The top of the Statistics page shows your overall record:

  • Win / Draw / Loss counts and percentages, with a colour-coded bar
  • Split by colour (White and Black shown separately)
  • Total games counted

The accuracy trend chart plots your average accuracy per game over time, with a 5-game rolling average smoothed line. Use it to see whether your play is improving across a period, or to identify a slump after a long break.

  • X-axis: game date
  • Y-axis: accuracy percentage (0–100)
  • Hover any point to see the game, date, and exact accuracy

Accuracy is calculated from the engine classifications produced during batch analysis.

The opening breakdown table shows your results grouped by ECO code prefix. Each row shows the opening name, number of games, and your W/D/L percentage as White and Black.

Use this to identify openings where your practical results are poor — these are candidates for deeper study or repertoire adjustments.

The blunder heatmap is a board visualisation that highlights which squares appear most frequently as the source or destination of your blundering moves.
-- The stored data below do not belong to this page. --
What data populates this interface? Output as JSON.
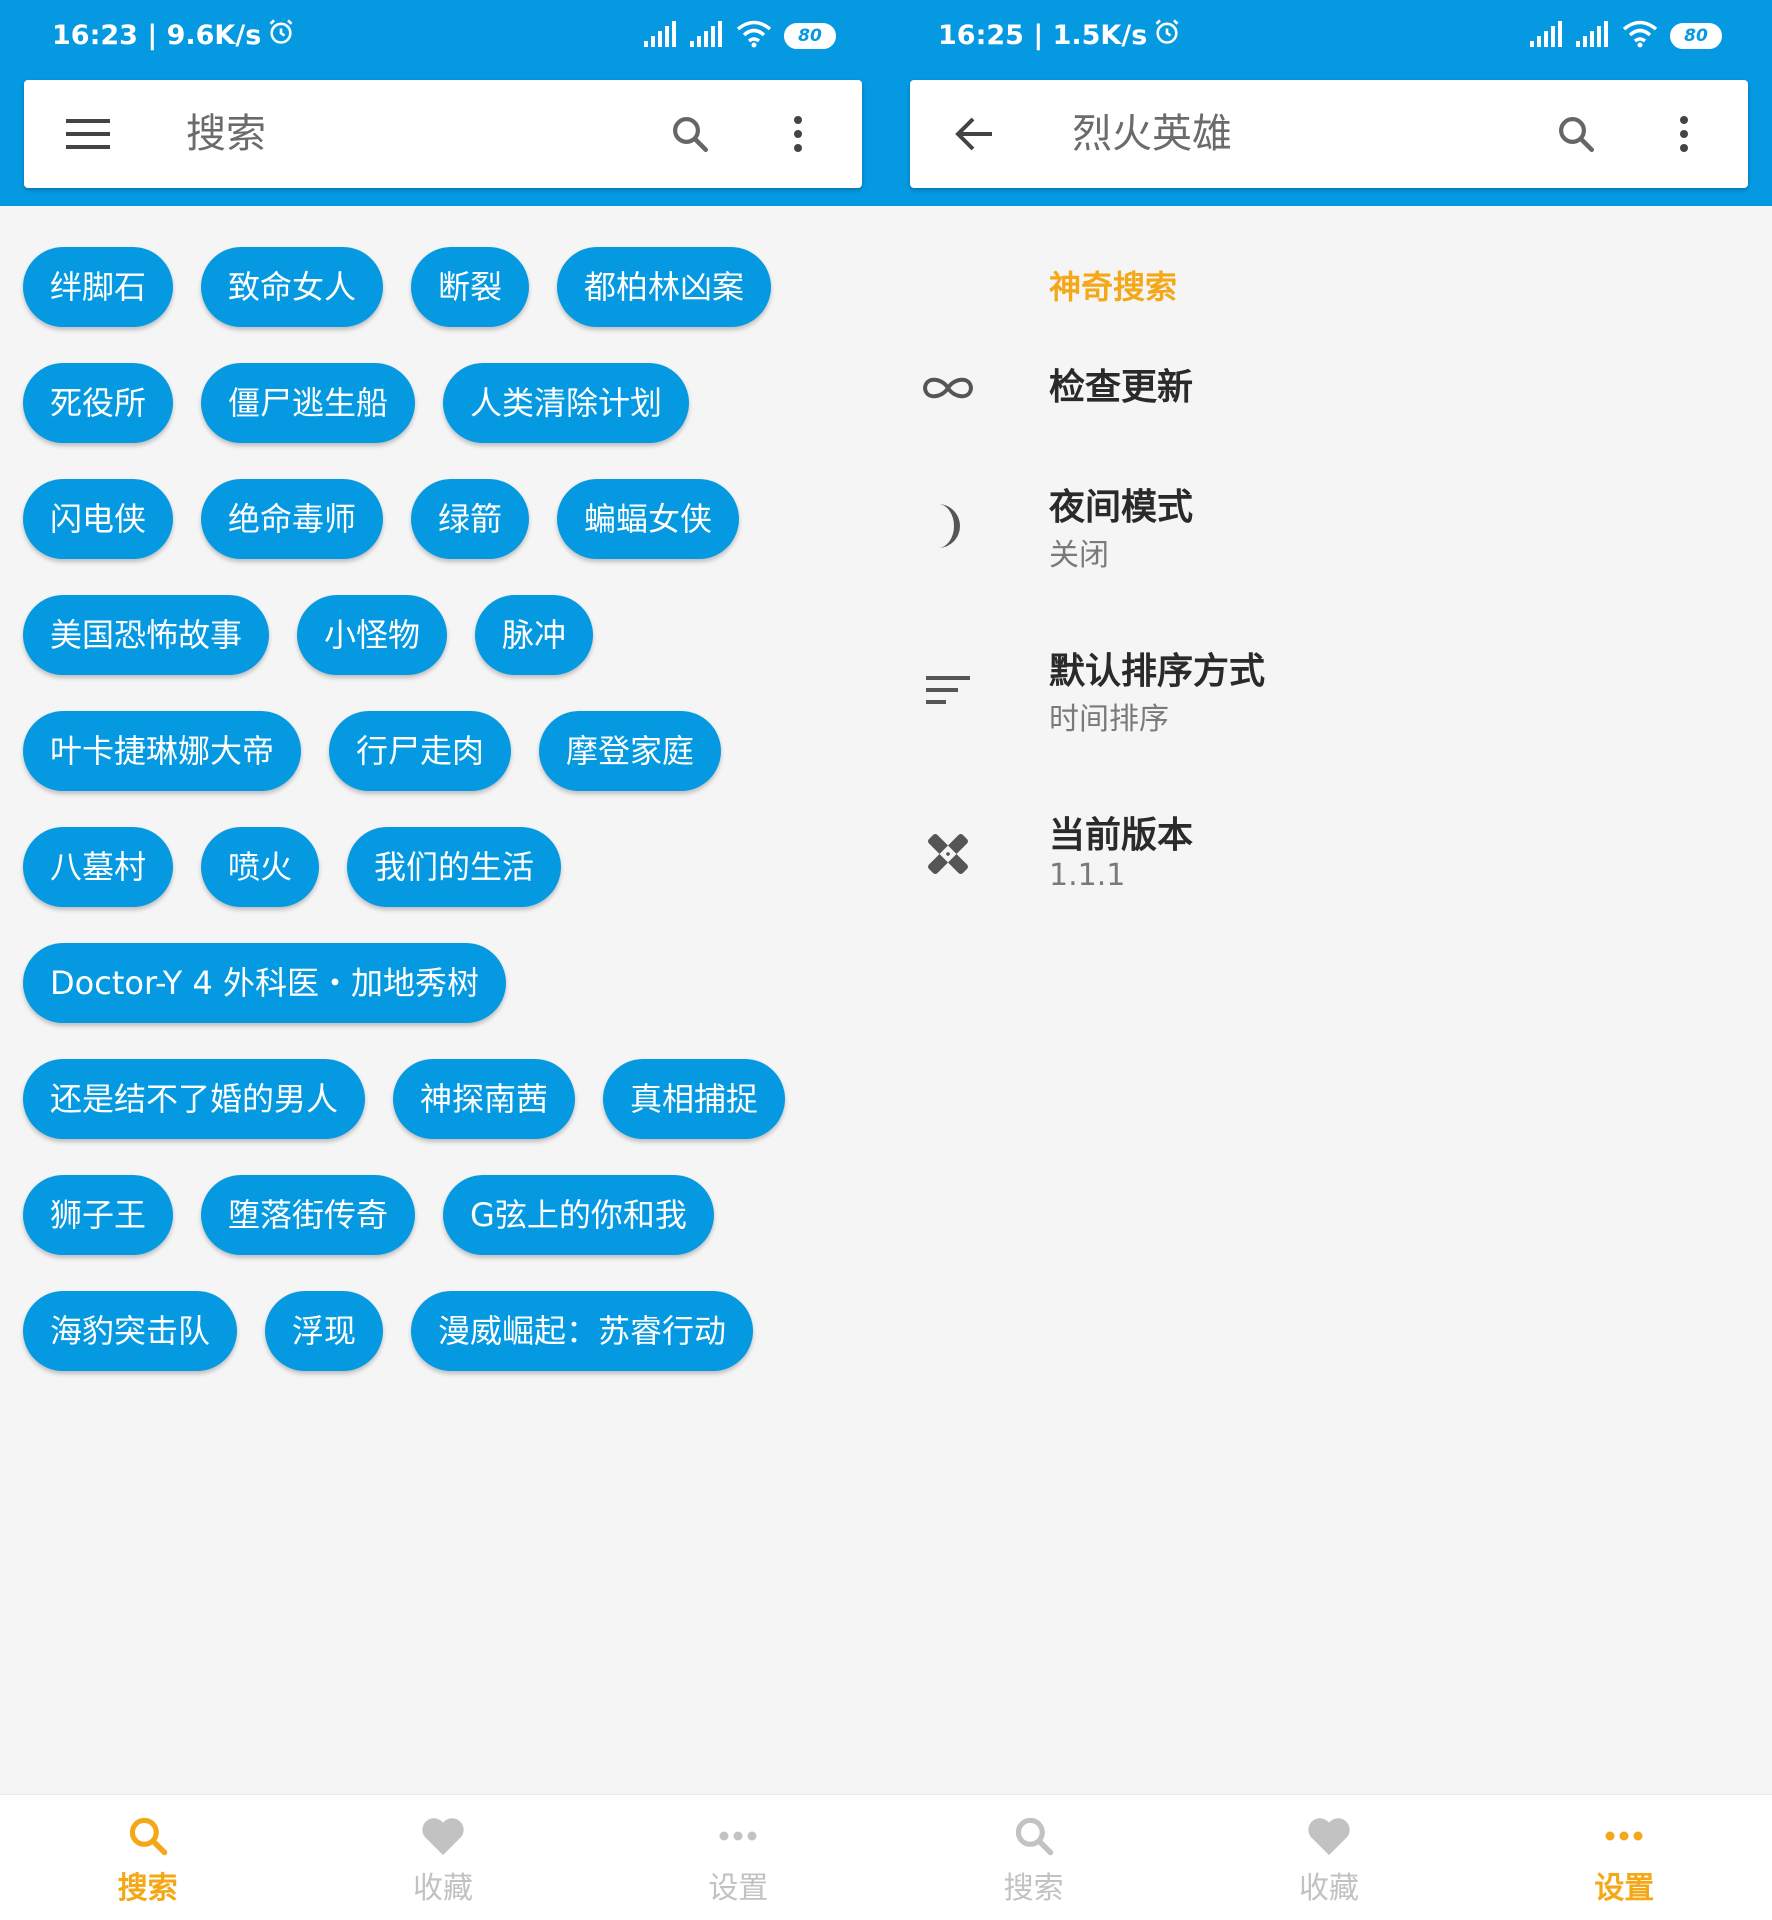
{
  "left": {
    "status": {
      "time_speed": "16:23 | 9.6K/s",
      "battery": "80"
    },
    "search_bar": {
      "placeholder": "搜索"
    },
    "tag_rows": [
      [
        "绊脚石",
        "致命女人",
        "断裂",
        "都柏林凶案"
      ],
      [
        "死役所",
        "僵尸逃生船",
        "人类清除计划"
      ],
      [
        "闪电侠",
        "绝命毒师",
        "绿箭",
        "蝙蝠女侠"
      ],
      [
        "美国恐怖故事",
        "小怪物",
        "脉冲"
      ],
      [
        "叶卡捷琳娜大帝",
        "行尸走肉",
        "摩登家庭"
      ],
      [
        "八墓村",
        "喷火",
        "我们的生活"
      ],
      [
        "Doctor-Y 4 外科医・加地秀树"
      ],
      [
        "还是结不了婚的男人",
        "神探南茜",
        "真相捕捉"
      ],
      [
        "狮子王",
        "堕落街传奇",
        "G弦上的你和我"
      ],
      [
        "海豹突击队",
        "浮现",
        "漫威崛起：苏睿行动"
      ]
    ],
    "nav": {
      "search": "搜索",
      "favorites": "收藏",
      "settings": "设置",
      "active": "search"
    }
  },
  "right": {
    "status": {
      "time_speed": "16:25 | 1.5K/s",
      "battery": "80"
    },
    "search_bar": {
      "query": "烈火英雄"
    },
    "settings": {
      "header": "神奇搜索",
      "items": [
        {
          "title": "检查更新",
          "subtitle": "",
          "icon": "infinity-icon"
        },
        {
          "title": "夜间模式",
          "subtitle": "关闭",
          "icon": "moon-icon"
        },
        {
          "title": "默认排序方式",
          "subtitle": "时间排序",
          "icon": "sort-icon"
        },
        {
          "title": "当前版本",
          "subtitle": "1.1.1",
          "icon": "bandage-icon"
        }
      ]
    },
    "nav": {
      "search": "搜索",
      "favorites": "收藏",
      "settings": "设置",
      "active": "settings"
    }
  },
  "colors": {
    "primary": "#0599e2",
    "accent": "#f4a818",
    "nav_inactive": "#c2c2c2",
    "background": "#f5f5f5"
  }
}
Squares are colour-coded by frequency — darker means more blunders involving that square.

This is useful for spotting structural blind spots (for example, consistently misjudging piece safety on the kingside).

The gallery shows thumbnail board positions from your most common blunder types. Click any thumbnail to open that game at the blunder position on the Board page for further study.

  • Luck rate: the percentage of games where you were losing (negative evaluation) but won anyway — measuring how often opponents handed you the point.
  • Opportunism rate: when an opponent makes a mistake in a lost position for you, how often you correctly capitalised on it.

High luck and low opportunism together suggest a pattern of winning on opponent errors without converting the positions you earn.

All statistics on the page can be filtered using the controls at the top:

  • Folder — restrict to games in a specific folder or subtree
  • Collection — restrict to a named collection
  • Date range — restrict to a time window

Filters apply across all panels simultaneously.